The whole house has come tumbling down because the Government did not regulate the banks. Fianna Fáil in particular was so close to the builders and bankers that it brought us to this ruinous state. It is like a pyramid scheme in that the builders who got in early made their bucks while everybody else pays. We are all suffering because of poor governance and a lack of regulation. How many of the 50 top builders involved in NAMA appeared before the Mahon tribunal? If any are condemned, will we bail them out? Corruption lies at the heart of this matter and we need a new way of doing business if we are to offer hope instead of despair and jobs instead of jobseeker's allowance.

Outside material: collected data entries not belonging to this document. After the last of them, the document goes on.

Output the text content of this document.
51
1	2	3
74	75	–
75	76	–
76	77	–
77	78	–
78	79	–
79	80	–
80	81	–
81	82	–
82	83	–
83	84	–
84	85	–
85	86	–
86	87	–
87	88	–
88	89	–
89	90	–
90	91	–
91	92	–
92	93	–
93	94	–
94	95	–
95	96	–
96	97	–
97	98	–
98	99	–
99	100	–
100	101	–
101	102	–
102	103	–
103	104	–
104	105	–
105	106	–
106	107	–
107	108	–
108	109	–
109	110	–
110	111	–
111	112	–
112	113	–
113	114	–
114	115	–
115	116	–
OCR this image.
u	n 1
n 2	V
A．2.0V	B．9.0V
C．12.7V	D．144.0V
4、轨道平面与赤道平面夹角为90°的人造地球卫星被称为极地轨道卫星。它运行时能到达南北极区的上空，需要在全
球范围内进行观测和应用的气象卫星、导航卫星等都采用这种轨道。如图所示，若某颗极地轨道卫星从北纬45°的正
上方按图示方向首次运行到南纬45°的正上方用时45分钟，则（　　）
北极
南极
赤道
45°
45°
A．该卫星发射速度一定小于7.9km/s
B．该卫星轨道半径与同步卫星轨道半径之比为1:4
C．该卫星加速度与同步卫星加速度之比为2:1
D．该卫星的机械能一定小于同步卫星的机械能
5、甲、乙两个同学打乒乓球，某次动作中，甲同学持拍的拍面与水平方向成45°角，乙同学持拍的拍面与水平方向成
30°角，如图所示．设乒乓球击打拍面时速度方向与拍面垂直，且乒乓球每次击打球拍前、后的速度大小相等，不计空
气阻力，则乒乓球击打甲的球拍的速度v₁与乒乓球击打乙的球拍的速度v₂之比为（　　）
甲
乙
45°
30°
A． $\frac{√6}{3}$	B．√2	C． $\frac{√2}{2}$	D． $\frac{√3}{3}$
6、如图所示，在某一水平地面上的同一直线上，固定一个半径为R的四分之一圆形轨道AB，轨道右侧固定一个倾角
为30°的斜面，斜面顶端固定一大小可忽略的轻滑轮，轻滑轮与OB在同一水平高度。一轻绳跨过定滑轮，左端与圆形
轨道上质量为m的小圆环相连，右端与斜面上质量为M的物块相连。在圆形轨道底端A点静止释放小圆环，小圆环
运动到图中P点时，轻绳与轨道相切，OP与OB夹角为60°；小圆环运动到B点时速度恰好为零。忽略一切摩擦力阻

A change of Government is needed if these changes are to take place. The Green Party has the option of walking away from Fianna Fáil and causing an election. We need a mandate for the future and people are crying out for change, but they will not get it if this Government continues to stick together. At the margins of our constituencies, people are losing their jobs and their hope because the Government has no credibility. In the name of God, it is time for the Government to go. We must have a general election so that the people can decide. They will choose to get rid of Fianna Fáil and, if Green Party Members want to go down with the ship, let them. This side of the House believes it offers a credible alternative and new hope.

Fine Gael has created a constructive stimulus package, which Deputy Coveney has outlined for the Government. We must offer hope and change. The new green economy which we propose will create over 100,000 jobs given a Government with the determination, conviction and idealism to make the necessary changes. Clearly, however, the Government lacks these attributes.